Cal Ripken, Jr. has a message for Whit Merrifield, who has the longest active consecutive games played streak.

Mike Gillespie at Kings of Kauffman profiles minor league outfielder Travis Jones.

Cubs All-Star infielder Glenn Beckert dies at age 79.

Some ideas for baseball players to compete while under social distancing measures.

Why sports may not be coming back any time soon.

Will we want to watch baseball in person?

SB Nation produces a video of the Jose Bautista/Roughned Odor beef.

The baseball league in Taiwan becomes the first league to begin its regular season.

Baseball hardest throwers are paying the price.

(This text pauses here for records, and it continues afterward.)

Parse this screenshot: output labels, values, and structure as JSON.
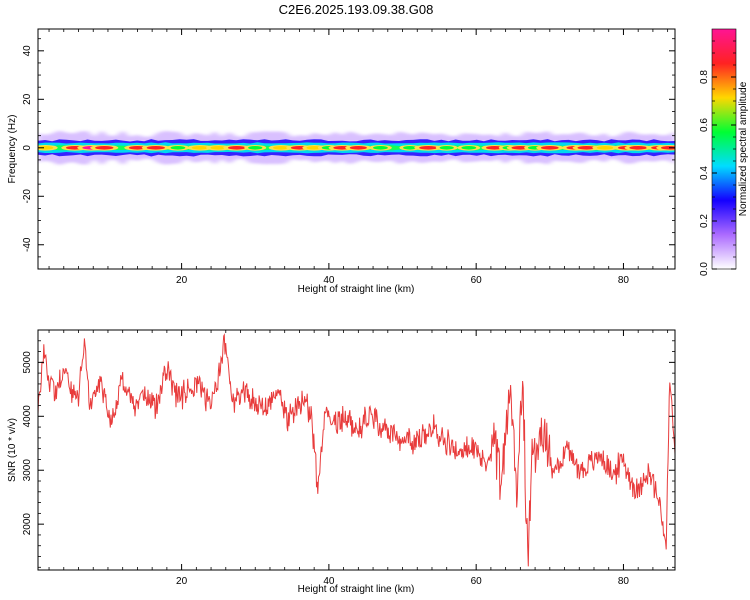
{
  "chart_data": [
    {
      "type": "heatmap",
      "title": "C2E6.2025.193.09.38.G08",
      "xlabel": "Height of straight line (km)",
      "ylabel": "Frequency (Hz)",
      "xlim": [
        0.5,
        87
      ],
      "ylim": [
        -50,
        49
      ],
      "xticks": [
        20,
        40,
        60,
        80
      ],
      "yticks": [
        -40,
        -20,
        0,
        20,
        40
      ],
      "ytick_labels": [
        "-40",
        "-20",
        "0",
        "20",
        "40"
      ],
      "colorbar": {
        "label": "Normalized spectral amplitude",
        "range": [
          0.0,
          1.0
        ],
        "ticks": [
          0.0,
          0.2,
          0.4,
          0.6,
          0.8
        ],
        "tick_labels": [
          "0.0",
          "0.2",
          "0.4",
          "0.6",
          "0.8"
        ],
        "colormap": [
          "#ffffff",
          "#ac6bff",
          "#1400ff",
          "#00ddff",
          "#00ff33",
          "#ffd700",
          "#ff2222",
          "#ff1493"
        ]
      },
      "band_center_hz": 0,
      "band_halfwidth_hz": [
        1.5,
        7
      ],
      "peak_centers_km": [
        1.5,
        5.5,
        7.8,
        9.5,
        14.0,
        16.5,
        19.5,
        22.5,
        25.0,
        27.5,
        30.0,
        33.5,
        36.0,
        38.0,
        40.0,
        41.8,
        44.0,
        47.0,
        51.0,
        53.5,
        56.0,
        59.0,
        62.5,
        64.5,
        66.0,
        68.0,
        70.0,
        73.5,
        75.0,
        77.5,
        80.5,
        82.0,
        85.0,
        86.3
      ],
      "peak_amplitudes": [
        0.7,
        0.85,
        0.95,
        0.9,
        0.8,
        0.9,
        0.6,
        0.75,
        0.7,
        0.85,
        0.55,
        0.7,
        0.8,
        0.65,
        0.55,
        0.85,
        0.8,
        0.6,
        0.5,
        0.9,
        0.55,
        0.6,
        0.8,
        0.5,
        0.85,
        0.55,
        0.85,
        0.9,
        0.9,
        0.75,
        0.9,
        0.85,
        0.9,
        0.85
      ]
    },
    {
      "type": "line",
      "xlabel": "Height of straight line (km)",
      "ylabel": "SNR (10 * v/v)",
      "xlim": [
        0.5,
        87
      ],
      "ylim": [
        1150,
        5600
      ],
      "xticks": [
        20,
        40,
        60,
        80
      ],
      "yticks": [
        2000,
        3000,
        4000,
        5000
      ],
      "series": [
        {
          "color": "#e83c3c",
          "x": [
            0.5,
            1.2,
            2,
            3,
            4,
            5,
            6,
            6.8,
            7.5,
            9,
            10.5,
            12,
            13.5,
            15,
            16.5,
            18,
            19.5,
            21,
            22.5,
            24,
            25,
            25.8,
            27,
            28.5,
            30,
            31.5,
            33,
            34.5,
            36,
            37.5,
            38.5,
            39.5,
            41,
            42.5,
            44,
            45.5,
            47,
            48.5,
            50,
            51.5,
            53,
            54.5,
            56,
            57.5,
            59,
            60.5,
            61.5,
            62.5,
            63.5,
            64.5,
            65.5,
            66.3,
            67,
            67.5,
            68.5,
            69.5,
            70.5,
            71.5,
            72.5,
            74,
            75.5,
            77,
            78.5,
            80,
            81,
            82,
            83,
            84,
            85,
            85.8,
            86.3,
            87
          ],
          "y": [
            4000,
            5200,
            4700,
            4400,
            4900,
            4500,
            4300,
            5400,
            4200,
            4600,
            3900,
            4700,
            4100,
            4400,
            4200,
            4900,
            4300,
            4500,
            4600,
            4100,
            4700,
            5400,
            4300,
            4500,
            4200,
            4100,
            4600,
            3900,
            4300,
            4100,
            2650,
            4200,
            3900,
            4000,
            3700,
            4100,
            3800,
            3700,
            3600,
            3500,
            3650,
            3800,
            3500,
            3300,
            3400,
            3300,
            3100,
            3700,
            2700,
            4600,
            2600,
            4800,
            1350,
            3200,
            3600,
            3500,
            3000,
            3200,
            3400,
            3000,
            3100,
            3300,
            2900,
            3200,
            2800,
            2600,
            3000,
            2800,
            2300,
            1600,
            4700,
            3300
          ]
        }
      ]
    }
  ]
}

Is the Runs/Hits/Errors box on scoreboards obsolete?

Not many have had careers in baseball and punk rock, but Scott Radinsky has.

Twins manager Rocco Baldelli is a huge Phish fan.

Drew Brees agrees to work for NBC when he retires from football.

Former Titans safety Myron Rolle is on the front line as a doctor treating coronavirus patients.

Despite high grocery demand, farms put food to waste.

How do we know what dinosaurs looked like?

Saturday Night Live gets a makeover with an all-Zoom episode.

Your song of the day is John Prine with When I Get to Heaven.